Moluscum Contagiosum (MC)
What is it?
Molluscum contagiosum (MC) is a viral infection that affects the skin. It most commonly affects children, although it can occur at any age. MC is generally a harmless condition that normally gets better in a few months without any specific treatment. However, it's common for the condition to spread around the body, so it can take up to 18 months or more for the condition to clear completely.
How do I get it?
MC can be spread through:
- close direct contact – such as touching the skin of an infected person
- touching contaminated objects – such as towels, flannels, toys and clothes
- sexual contact – this includes intimate physical contact as well as sexual intercourse.
If you become infected by the virus and spots appear on your skin, the virus can also spread to other areas.
It's not known exactly how long someone with MC is contagious for, but it's thought the contagious period may last up until the last spot has disappeared.
Signs and Symptoms
The main symptom of molluscum contagiosum (MC) is a number of small spots on the skin. The spots are usually firm and dome-shaped, with a small dimple in the middle. They're usually less than 5mm (0.5cm) across, but can sometimes be bigger. They're usually pink or red, although they may have a tiny white or yellow head in the centre.
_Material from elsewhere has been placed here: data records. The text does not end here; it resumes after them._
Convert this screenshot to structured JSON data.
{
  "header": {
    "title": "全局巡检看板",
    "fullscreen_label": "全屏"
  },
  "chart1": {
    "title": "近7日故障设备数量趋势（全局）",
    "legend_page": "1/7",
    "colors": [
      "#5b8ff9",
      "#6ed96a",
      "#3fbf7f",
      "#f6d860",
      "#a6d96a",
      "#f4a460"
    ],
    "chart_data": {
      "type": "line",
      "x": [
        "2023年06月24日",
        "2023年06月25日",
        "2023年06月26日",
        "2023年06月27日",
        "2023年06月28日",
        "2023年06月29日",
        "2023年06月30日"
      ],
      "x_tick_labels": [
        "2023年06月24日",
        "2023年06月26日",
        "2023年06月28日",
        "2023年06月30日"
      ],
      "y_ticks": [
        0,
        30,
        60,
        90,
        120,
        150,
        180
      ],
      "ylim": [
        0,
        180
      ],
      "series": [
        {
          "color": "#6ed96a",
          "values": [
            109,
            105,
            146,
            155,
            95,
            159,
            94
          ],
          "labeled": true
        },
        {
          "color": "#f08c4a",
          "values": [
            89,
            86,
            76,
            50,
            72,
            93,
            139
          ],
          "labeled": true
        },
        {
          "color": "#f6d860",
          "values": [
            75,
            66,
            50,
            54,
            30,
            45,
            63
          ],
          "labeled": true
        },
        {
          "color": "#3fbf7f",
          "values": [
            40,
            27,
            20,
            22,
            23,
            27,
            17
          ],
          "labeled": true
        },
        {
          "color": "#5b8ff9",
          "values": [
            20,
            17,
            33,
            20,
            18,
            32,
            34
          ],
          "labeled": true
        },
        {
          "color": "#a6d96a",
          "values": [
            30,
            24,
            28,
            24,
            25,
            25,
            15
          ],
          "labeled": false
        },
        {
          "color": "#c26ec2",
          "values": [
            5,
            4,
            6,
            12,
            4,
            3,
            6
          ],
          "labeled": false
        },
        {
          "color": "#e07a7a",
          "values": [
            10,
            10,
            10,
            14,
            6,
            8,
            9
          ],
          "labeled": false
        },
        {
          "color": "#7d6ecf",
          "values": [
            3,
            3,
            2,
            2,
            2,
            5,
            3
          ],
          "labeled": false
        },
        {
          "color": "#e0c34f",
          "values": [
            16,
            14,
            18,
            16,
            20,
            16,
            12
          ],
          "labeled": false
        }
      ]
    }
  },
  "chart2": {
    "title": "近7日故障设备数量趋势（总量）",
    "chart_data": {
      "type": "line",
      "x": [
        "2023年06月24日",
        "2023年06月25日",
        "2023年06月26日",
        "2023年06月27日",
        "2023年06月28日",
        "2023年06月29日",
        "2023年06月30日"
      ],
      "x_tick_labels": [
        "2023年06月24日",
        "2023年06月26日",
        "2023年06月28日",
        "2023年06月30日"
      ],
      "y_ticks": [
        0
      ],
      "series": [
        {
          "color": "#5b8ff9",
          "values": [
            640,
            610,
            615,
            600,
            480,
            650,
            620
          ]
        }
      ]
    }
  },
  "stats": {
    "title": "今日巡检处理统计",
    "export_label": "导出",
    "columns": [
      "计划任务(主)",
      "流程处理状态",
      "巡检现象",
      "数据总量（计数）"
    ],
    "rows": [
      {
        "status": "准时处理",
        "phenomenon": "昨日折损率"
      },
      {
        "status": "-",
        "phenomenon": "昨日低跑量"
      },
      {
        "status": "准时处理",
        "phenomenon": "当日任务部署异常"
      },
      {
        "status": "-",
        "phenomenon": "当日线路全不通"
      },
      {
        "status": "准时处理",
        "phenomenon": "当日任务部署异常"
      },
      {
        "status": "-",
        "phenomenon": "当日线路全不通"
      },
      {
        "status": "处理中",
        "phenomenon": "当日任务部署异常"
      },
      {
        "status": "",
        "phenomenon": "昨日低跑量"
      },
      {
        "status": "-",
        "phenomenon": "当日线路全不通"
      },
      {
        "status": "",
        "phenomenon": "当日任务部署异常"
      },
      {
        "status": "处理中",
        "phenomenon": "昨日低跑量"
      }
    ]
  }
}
If this head splits, a thick yellowy-white substance will be released, which is highly infectious. It's important not to squeeze the spots, as this will increase the chance of the infection spreading to other parts of the body. The spots associated with MC are usually painless, although they can be itchy and the around them can become red, dry and cracked. When spread during sexual contact, spots can develop on the genitals and nearby skin. Most people have between 20 and 30 spots, although people with a weakened immune system often have more. The spots may develop in small clusters and can be spread across different parts of the body.
The main check for Molluscum contagiosum (MC) is for a doctor or nurse to look at the spots. They may do this using a magnifying lens. There’s no routine blood test for the virus.
Treatment is usually only recommended when the spots are particularly unsightly and affect quality of life, or for people with weakened immune systems.
In such cases, treatments that may be offered include:
- liquids, gels or creams that are applied directly to the skin
- minor procedures such as cryotherapy (where the spots are removed by freezing them).